Initial studies about podoplanin related strong podoplanin expression to the worst prognosis and more advanced stages of oral squamous cell carcinomas [14–16, 30, 31]. Instead, the present results showed the opposite side of those findings, and the authors suggest further studies should be conducted about podoplanin expression in less differentiated tumors to validate these findings.

Considering demographic and clinical features, the strong expression of podoplanin was observed mainly in those patients submitted to post-operative radiotherapy (p = 0.004) [14, 18, 19, 28, 30]; however, further studies are necessary for better evaluation of radiotherapy and podoplanin expression.

Concerning clinical stages T and N, our results failed to find an association between podoplanin expression and the clinical stages of the tumor, probably because we included only T2 and T3 tumors, while in other studies, the tumor stages varied from I to IV [14, 16, 19, 20, 30].

No statistically significant association (p = 0.460) was found between podoplanin and moesin immunoexpression by malignant cells in the invasive front of oral squamous cell carcinomas. As this was the first study about the joint expression of podoplanin and moesin in oral cancer, further investigations based on in vitro assays are necessary for better evaluation of the participation of these molecules together in the tumor invasion process.

The overall survival and the prognostic value of moesin and podoplanin expression in oral squamous cell carcinomas were analyzed in this study. Moesin expression was considered a significant prognostic factor for oral squamous cell carcinomas. The overall survival rate in 5 years was 22.7% for those patients with the strong moesin expression, while for patients with weaker moesin expression, the overall survival rates in 5 years was 38.5%. In ten years, overall survival rates for strong moesin expression were 6.8% and 23.8% for weak expression. Moreover, the patient with strong moesin expression presented a 1737 times higher risk of dying, compared with those with the weak expression. These results are consistent with those found by Kobayashi et al. (2004) and Schlecht et al. (2012) in oral squamous cell carcinomas and in breast cancer [6, 32].

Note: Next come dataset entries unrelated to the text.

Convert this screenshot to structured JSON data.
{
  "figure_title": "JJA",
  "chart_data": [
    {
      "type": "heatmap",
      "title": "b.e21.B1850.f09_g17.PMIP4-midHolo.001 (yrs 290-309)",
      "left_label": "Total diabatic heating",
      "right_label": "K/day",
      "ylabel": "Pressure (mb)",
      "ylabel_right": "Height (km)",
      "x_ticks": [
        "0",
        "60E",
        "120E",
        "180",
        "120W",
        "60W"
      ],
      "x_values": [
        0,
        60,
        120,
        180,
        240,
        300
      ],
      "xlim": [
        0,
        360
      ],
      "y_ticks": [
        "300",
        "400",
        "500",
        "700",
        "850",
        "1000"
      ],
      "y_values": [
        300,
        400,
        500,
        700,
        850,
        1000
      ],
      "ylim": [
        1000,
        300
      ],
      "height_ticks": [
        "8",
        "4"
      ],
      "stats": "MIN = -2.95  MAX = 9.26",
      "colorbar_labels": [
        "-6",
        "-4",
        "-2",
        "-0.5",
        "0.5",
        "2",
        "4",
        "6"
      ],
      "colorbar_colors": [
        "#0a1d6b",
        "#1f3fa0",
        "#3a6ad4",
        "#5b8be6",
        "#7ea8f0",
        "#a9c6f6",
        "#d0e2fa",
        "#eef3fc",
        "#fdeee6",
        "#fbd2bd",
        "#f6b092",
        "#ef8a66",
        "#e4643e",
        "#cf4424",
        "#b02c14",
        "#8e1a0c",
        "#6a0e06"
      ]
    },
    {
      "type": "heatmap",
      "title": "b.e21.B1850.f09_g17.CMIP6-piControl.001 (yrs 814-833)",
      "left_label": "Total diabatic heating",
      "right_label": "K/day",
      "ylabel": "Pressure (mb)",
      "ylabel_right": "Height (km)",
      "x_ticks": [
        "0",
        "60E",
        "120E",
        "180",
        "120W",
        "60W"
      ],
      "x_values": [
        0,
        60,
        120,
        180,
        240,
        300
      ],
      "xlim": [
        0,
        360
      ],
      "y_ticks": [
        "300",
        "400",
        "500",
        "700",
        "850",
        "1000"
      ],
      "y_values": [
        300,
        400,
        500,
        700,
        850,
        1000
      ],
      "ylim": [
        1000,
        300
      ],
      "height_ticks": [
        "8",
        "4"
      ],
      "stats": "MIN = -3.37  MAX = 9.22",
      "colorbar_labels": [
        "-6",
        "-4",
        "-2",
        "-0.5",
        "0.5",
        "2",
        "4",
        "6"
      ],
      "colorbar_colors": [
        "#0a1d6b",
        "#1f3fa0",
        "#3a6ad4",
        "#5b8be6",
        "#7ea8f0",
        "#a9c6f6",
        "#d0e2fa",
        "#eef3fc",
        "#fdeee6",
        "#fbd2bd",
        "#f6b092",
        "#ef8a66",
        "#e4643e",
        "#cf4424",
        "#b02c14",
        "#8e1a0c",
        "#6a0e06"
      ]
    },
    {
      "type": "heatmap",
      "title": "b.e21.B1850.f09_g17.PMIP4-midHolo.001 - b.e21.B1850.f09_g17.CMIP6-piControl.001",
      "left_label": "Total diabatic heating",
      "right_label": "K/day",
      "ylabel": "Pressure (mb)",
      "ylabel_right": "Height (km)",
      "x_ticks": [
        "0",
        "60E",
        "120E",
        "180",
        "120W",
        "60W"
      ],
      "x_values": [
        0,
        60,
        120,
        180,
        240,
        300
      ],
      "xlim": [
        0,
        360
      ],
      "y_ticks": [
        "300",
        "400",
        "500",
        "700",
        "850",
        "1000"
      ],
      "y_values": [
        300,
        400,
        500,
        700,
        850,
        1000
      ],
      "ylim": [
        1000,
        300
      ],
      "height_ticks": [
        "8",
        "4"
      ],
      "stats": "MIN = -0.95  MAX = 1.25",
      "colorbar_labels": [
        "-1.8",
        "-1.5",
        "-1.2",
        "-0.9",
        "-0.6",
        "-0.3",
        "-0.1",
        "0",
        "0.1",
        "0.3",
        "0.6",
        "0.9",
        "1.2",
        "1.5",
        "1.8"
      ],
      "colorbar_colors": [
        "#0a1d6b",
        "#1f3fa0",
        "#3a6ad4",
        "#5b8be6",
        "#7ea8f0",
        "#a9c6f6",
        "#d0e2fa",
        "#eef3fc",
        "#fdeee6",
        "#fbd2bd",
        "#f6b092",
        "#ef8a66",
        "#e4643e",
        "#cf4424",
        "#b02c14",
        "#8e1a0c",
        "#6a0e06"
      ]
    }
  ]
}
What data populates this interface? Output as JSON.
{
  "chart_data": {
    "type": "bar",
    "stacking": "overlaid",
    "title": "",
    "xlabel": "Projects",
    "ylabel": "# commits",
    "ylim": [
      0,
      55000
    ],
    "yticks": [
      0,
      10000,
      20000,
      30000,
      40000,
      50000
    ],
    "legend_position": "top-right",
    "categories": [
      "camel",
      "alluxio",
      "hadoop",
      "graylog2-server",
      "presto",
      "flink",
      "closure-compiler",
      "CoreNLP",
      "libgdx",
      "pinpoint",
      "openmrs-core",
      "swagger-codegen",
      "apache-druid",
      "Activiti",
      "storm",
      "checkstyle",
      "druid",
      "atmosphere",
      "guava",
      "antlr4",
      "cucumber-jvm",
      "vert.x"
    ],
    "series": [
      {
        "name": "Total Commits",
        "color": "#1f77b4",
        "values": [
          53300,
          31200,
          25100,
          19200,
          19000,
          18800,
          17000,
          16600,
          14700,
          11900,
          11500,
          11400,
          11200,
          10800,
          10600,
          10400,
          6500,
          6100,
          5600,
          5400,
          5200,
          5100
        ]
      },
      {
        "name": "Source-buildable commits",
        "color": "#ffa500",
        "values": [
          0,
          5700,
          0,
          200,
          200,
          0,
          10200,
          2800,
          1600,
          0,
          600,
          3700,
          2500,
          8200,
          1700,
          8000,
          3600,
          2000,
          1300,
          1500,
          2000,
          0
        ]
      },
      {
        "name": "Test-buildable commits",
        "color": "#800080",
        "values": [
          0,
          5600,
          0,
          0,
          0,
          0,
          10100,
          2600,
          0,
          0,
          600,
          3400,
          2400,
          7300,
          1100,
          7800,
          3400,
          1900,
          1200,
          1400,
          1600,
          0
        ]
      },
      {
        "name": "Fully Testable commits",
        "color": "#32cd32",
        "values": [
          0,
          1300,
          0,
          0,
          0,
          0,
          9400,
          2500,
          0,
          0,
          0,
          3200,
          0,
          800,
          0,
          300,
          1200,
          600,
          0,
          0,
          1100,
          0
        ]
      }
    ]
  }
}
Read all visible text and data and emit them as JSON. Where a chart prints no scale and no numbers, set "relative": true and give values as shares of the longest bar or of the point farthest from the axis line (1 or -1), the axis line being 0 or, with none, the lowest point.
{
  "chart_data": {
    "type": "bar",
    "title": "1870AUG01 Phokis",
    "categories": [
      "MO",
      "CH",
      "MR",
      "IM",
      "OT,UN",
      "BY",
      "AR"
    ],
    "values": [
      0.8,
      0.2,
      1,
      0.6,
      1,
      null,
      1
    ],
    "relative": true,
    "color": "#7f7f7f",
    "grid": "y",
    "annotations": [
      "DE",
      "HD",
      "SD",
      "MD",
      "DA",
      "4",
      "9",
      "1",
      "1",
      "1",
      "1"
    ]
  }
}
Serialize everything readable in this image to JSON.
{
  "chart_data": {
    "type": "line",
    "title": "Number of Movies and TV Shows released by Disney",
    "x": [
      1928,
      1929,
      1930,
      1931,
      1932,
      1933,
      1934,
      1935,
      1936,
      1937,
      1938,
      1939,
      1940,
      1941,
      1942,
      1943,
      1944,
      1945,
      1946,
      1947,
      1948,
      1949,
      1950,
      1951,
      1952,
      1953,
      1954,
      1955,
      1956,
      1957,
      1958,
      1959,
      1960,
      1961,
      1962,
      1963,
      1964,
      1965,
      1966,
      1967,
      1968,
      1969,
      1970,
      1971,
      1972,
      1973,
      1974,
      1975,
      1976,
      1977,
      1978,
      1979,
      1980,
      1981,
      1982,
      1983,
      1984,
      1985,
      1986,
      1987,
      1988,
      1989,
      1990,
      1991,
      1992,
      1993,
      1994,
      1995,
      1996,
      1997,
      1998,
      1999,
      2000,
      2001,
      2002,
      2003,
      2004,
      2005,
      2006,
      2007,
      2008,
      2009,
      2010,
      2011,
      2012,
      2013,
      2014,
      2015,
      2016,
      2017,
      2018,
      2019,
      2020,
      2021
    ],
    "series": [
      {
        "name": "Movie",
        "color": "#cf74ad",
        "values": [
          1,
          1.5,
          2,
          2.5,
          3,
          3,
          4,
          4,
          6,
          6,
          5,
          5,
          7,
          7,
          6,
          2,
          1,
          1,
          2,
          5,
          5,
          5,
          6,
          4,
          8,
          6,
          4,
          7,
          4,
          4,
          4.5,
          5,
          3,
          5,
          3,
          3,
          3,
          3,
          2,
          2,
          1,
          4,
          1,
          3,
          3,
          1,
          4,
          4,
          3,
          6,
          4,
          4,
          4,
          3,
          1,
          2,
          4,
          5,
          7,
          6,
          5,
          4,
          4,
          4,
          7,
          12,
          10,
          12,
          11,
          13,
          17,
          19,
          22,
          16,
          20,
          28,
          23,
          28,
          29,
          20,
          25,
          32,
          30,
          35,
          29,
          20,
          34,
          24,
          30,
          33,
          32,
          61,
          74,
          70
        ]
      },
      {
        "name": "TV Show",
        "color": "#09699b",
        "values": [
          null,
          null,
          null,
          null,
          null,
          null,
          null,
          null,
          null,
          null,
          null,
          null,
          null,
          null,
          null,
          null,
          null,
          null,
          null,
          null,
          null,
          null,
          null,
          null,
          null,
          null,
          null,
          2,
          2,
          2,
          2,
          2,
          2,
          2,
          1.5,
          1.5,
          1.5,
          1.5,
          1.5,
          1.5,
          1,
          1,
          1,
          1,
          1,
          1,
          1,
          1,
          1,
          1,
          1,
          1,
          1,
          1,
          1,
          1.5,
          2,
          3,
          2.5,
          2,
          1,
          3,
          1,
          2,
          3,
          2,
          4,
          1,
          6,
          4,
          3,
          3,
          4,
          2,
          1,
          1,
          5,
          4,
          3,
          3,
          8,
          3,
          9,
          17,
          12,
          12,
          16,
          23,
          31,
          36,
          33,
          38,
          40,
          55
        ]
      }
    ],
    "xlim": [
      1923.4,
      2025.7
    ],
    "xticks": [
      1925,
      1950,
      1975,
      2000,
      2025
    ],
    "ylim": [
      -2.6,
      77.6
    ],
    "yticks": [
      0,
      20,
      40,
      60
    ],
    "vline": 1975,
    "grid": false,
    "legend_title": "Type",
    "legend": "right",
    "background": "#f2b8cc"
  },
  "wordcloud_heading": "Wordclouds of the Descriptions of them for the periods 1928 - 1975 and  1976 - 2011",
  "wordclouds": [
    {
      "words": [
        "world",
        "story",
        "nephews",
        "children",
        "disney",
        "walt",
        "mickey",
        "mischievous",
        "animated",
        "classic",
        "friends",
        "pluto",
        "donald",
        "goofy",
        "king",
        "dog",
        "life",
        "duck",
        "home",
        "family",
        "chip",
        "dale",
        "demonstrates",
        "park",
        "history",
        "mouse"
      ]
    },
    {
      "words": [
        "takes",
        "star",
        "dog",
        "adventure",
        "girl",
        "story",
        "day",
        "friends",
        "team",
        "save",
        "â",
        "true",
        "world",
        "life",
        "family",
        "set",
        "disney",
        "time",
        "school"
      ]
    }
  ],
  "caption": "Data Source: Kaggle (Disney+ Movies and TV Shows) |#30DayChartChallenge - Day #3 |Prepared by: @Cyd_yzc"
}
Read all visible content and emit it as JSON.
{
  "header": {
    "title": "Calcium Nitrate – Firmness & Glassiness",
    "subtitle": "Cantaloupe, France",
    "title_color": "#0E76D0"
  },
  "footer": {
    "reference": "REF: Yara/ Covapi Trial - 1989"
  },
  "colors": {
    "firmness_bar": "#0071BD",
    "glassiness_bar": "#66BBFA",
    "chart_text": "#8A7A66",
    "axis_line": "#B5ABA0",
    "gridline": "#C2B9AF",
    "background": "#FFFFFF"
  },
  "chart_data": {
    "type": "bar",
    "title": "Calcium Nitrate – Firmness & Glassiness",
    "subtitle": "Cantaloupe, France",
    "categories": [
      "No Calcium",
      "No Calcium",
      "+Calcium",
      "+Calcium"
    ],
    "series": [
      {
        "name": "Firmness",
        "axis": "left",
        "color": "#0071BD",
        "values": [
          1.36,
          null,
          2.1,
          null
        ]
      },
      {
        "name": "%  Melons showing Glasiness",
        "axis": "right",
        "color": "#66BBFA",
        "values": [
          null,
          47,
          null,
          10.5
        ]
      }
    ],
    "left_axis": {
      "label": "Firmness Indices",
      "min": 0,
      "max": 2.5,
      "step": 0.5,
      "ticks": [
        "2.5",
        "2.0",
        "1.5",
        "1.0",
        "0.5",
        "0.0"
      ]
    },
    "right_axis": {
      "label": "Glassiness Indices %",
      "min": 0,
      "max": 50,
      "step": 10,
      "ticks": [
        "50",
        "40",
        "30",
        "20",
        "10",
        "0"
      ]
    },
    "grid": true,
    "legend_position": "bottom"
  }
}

Interestingly and corroborating the above results, a recent study conducted by Li et al. (2015) observed the knockdown of moesin in oral squamous cell carcinomas cell lines and a significantly reduction in migration and invasion [33]. Furthermore, moesin silencing showed an increase in cell-cell adhesion. By cell spreading assay, moesin inhibition reduced filopodia formation, indicating the role of moesin in cytoskeletal modifications. This study was in agreement with the present results, which indicated that the weak expression of moesin could be related to higher survival rates in oral squamous cell carcinoma patients.

Podoplanin expression, in turn, was not considered as a significant prognostic factor for oral squamous cell carcinomas, as related by de Vicente et al. (2015) and Dos Santos Almeida et al. (2013). Although previous results considered [14–16, 30, 31] that strong podoplanin expression was related to poor prognosis, we could not predict the prognostic significance of podoplanin in those tumors, probably because strong podoplanin expression was related to initial tumors in earlier stages of the neoplastic cell differentiation process [27-29]. Therefore, considering the latest controversial studies concerning podoplanin expression, we suggest that further studies with a larger sample should be conducted to confirm the potential prognostic value of this protein in oral squamous cell carcinomas.

Conclusions

The weak immunohistochemical expression of moesin by neoplastic epithelial cells could be used as a favorable prognostic marker for oral squamous cell carcinomas. Additionally, the weaker expression of podoplanin was associated with lymph node involvement and muscular infiltration in oral squamous cell carcinomas, indicating that podoplanin expression occurs in more differentiated cells and at earlier stages of the tumors. Moreover, malignant cells of oral squamous cell carcinomas expressed both podoplanin and moesin, but these proteins probably act individually in tumor invasion process.